Hiç bir şey unutmamaya çalışarak bavul doldurmaktan, gittiğimiz yerde saçılmaktan, kirlisi temizi karışmaktan, gelince bavul boşaltmaktan, yıkamaktan… hiç haz etmiyorum.
Sırf bu sebeple bu yaz tatile matile gitmek istemedim. Şimdi bol seyahatli işi olan arkadaşlarım, hafif dudak bükerek okuyorlardır bu satırları. Onlardan bir bavulu bırakıp hooop öbürünü alıp yallah tekrardan havaalanına hikayelerini çok dinledim çünkü.Ama vallahi burnu büyüklük yapmıyorum. Sadece 3 kişilik toplanmak çok gözümde büyüyor. O kadar çok teferruat var ki, birinin battaniyesi, öbürünün ayrılamadığı pofuduk oyuncağı, boya kalemleri, aktivite kitapları…Al burada da annem dudak büktü kesin, içinden de şöyle geçirdi: “Kıymetbilmez! Ben çocuklara ek olarak babanınkini de toplardım ya. Senin kocan en azından kendi eşyasını kendisi topluyor.” Haklı. Bazen iş gezisine giderken kravat, tatile giderken mayo vb unuttuğu oluyor ama gittiği yerlerde telafi ediveriyor eksiklerini.

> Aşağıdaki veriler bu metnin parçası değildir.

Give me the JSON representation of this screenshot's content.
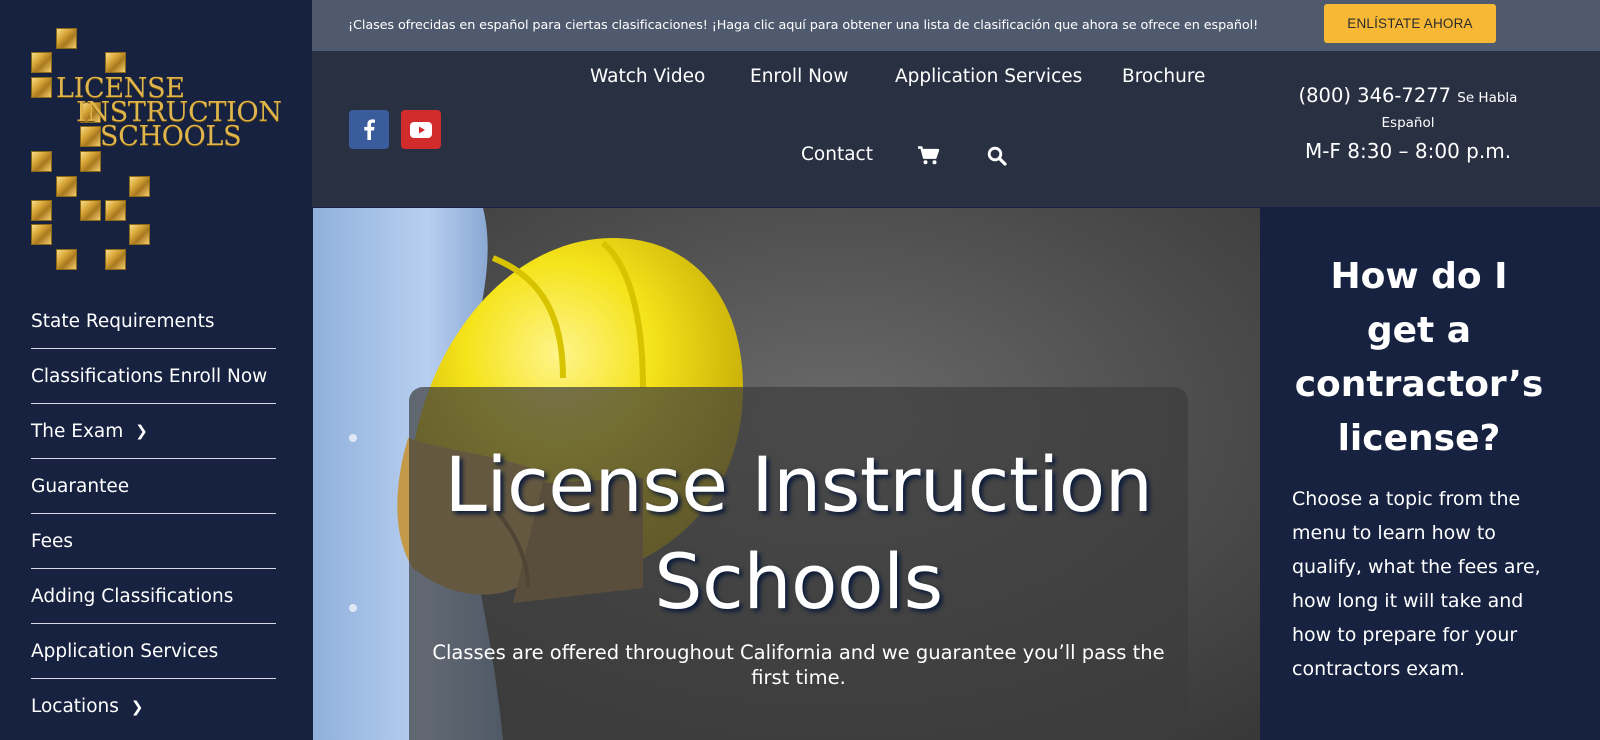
{
  "brand": {
    "logo_lines": [
      "LICENSE",
      "INSTRUCTION",
      "SCHOOLS"
    ]
  },
  "sidebar": {
    "items": [
      {
        "label": "State Requirements",
        "has_submenu": false
      },
      {
        "label": "Classifications Enroll Now",
        "has_submenu": false
      },
      {
        "label": "The Exam",
        "has_submenu": true
      },
      {
        "label": "Guarantee",
        "has_submenu": false
      },
      {
        "label": "Fees",
        "has_submenu": false
      },
      {
        "label": "Adding Classifications",
        "has_submenu": false
      },
      {
        "label": "Application Services",
        "has_submenu": false
      },
      {
        "label": "Locations",
        "has_submenu": true
      }
    ]
  },
  "banner": {
    "text": "¡Clases ofrecidas en español para ciertas clasificaciones! ¡Haga clic aquí para obtener una lista de clasificación que ahora se ofrece en español!",
    "button_label": "ENLÍSTATE AHORA",
    "bg_color": "#4f5a6f",
    "button_color": "#f7b935"
  },
  "header": {
    "nav": [
      {
        "label": "Watch Video"
      },
      {
        "label": "Enroll Now"
      },
      {
        "label": "Application Services"
      },
      {
        "label": "Brochure"
      },
      {
        "label": "Contact"
      }
    ],
    "icons": {
      "cart": "cart-icon",
      "search": "search-icon",
      "facebook": "facebook-icon",
      "youtube": "youtube-icon"
    },
    "phone": "(800) 346-7277",
    "phone_note": "Se Habla",
    "phone_note_2": "Español",
    "hours": "M-F 8:30 – 8:00 p.m."
  },
  "hero": {
    "title_line_1": "License Instruction",
    "title_line_2": "Schools",
    "subtitle": "Classes are offered throughout California and we guarantee you’ll pass the first time."
  },
  "right_panel": {
    "heading_lines": [
      "How do I",
      "get a",
      "contractor’s",
      "license?"
    ],
    "body": "Choose a topic from the menu to learn how to qualify, what the fees are, how long it will take and how to prepare for your contractors exam."
  },
  "colors": {
    "sidebar_bg": "#16223f",
    "header_bg": "#283042",
    "accent_gold": "#e0b54b"
  }
}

Neyse dün getirdiğimiz bavul henüz boşalmamış bir biçimde yatak odasında duruyor. Sadece içinden diş fırçası gibi elzem ihtiyaçları çekip çıkardık. Hal böyleyken kocam dün akşam geldi, “Yarın şu tadı damağımızda kalan Karadeniz sahiline yola mı çıksak acaba? Uzun hafta sonu mahiyetinde?” dedi.
İnanın tek aklıma gelen, o bavulun boşalması gerektiği, yeni bir tanenin de hazırlanması gerektiğiydi.
Geçen seferinde de o kadar hızlı karar vermiş, o kadar apar topar toplanmıştık ki, kızların uyurken sarıldıkları battaniyelerini ve peluş oyuncaklarını unutmuşum. Zaten geçen sefer bir deneme yapmıştık: ben ne koymaları gerektiğini sıralamış, onların getirip bavula yerleştirmesini sağlamıştım. Özel eşyalarında ise sorumluluk kendilerine aitti. Yolun ilk yarım saatinde uyku fasıllarının olmazsa olmazlarının evde unutulduğu anlaşılınca göz yaşları sel oldu! İki kardeş kah birbirlerini teselli ederek, kah daha da alevlendirerek ağlaştılar, söylendiler…
Sonra Manga dinlemeye başladık. Ortalık duruldu.Hatta keyifle şarkıya katıldılar.
İlk sessizlik anında Ayça dedi ki: “Ben zaten bakıcıyı ayarladım. O gelip Miçicik Maçicik’e bakacaktı. Alican’a da o bakar merak etme. Sadece sabah gelecekti, şimdi arar akşam da kalmasını söylerim.”
Aytuğ’la birbirimize baktık. 1 saat önceki olayda takılı kalmasına gülmekle, bulduğu süper çözümü alkışlamak arasında kararsız kaldık.
Sonra kolayını seçtik; GÜLDÜK!
Bavul. Ben de orada takılı kaldım. Şimdi kalkıp boşaltayım. Sonra tekrar doldurayım. Askeriye mübarek. Çukur kaz, çukur doldur. Çukur kaz, çukur doldur.